I’d actually prefer pre preg as it’s easier to work with, and money isn’t the issue. My concern is that due to the varying thickness in certain locations inside both ends, it may be difficult to get both fiber and resin to properly fill those areas adequately using pre preg.

In the following picture I’ve shown arrows where there are exposed edges that are seen, so this top edge needs to be cosmetically perfect both visually and dimensionally on the lower hand guard.

In these next two pictures of the lower hand guard you can see where there are critical surfaces on the front that need to be formed dimensionally to within +/- .030”. There are similar critical surfaces on the back end, as well on the inside on both ends.

In the next three CAD renderings you can see arrows pointing to an upside down isometric view of the upper hand guard where there are also similar critical surfaces on the back and front end, as well as inside.

I’m about half way through making the plugs for these two parts and my next step is doing the split molds.

I’m using rapid prototypes on the plugs, as I find they are dimensionally more stable in terms of twist, bow and warping than production injection molded parts. And they are of a material that lends itself to making changes using body putty and accept gel coat nicely. I’m also making these where the vents in the sides will be CNC machined in afterward and then be clear coated on the finished production parts.

I sincerely appreciate your input here, as I have no real clue what I’m doing, other than what I’ve seen watching videos!

Sam,

You’ll see some pictures below of one of the components I’m producing using 7 plys of .023” birch veneer that is 0°/90° cross banded, then has an 8th ply of exotic hard for the face veneer. This is formed over a mandrel using urea-formaldehyde adhesive in a vacuum bag.

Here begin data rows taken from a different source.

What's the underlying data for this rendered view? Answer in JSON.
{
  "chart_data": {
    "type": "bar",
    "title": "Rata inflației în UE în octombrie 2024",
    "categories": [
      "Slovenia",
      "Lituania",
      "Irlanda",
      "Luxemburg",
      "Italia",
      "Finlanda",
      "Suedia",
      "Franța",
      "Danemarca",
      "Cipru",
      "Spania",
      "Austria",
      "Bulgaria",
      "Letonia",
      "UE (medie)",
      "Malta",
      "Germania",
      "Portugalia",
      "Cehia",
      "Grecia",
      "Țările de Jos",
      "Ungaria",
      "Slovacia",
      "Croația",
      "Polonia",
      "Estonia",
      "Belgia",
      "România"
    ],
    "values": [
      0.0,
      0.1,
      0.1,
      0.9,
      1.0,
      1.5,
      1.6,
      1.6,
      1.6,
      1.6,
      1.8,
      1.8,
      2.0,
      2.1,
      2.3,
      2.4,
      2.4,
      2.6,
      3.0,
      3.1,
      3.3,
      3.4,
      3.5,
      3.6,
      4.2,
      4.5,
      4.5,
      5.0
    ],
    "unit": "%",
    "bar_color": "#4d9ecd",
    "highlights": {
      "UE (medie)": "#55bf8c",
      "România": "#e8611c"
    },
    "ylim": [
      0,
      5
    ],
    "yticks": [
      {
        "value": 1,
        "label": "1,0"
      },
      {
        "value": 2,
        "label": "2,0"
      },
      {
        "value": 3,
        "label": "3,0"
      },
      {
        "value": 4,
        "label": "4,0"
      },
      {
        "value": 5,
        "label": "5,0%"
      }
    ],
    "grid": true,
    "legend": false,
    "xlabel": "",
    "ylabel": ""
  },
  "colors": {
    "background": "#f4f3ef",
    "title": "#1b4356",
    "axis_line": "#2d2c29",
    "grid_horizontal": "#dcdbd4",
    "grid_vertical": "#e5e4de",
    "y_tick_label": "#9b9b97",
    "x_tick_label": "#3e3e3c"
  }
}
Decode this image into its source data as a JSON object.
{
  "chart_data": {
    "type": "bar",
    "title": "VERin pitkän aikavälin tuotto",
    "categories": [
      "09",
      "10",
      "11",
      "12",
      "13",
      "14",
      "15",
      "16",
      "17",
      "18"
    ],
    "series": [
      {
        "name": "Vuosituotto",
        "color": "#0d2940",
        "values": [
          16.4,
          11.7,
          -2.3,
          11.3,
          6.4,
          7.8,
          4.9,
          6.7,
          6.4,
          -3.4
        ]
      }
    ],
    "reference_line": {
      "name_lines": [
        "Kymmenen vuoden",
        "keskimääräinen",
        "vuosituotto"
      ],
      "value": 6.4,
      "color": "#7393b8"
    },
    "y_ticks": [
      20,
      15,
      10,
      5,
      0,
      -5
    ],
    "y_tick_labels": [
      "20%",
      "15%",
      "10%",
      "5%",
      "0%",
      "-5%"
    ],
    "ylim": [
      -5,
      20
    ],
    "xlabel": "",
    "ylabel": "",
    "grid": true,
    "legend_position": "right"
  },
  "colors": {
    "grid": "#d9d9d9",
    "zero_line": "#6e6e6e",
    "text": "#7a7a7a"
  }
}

Once formed, they are put into a vacuum chamber and infused with liquid acrylic then baked to cure the acrylic. This plasticizes the wood making extremely durable and the only finishing required is with a buffing wheel and polishing compound. Trimming for the outer edges and ends, along with the vents are then machined on a CNC router.

The advantage of using veneers is it makes a wood component that has great dimensional stability, with no warp, twist or bow, without spiting or cracking.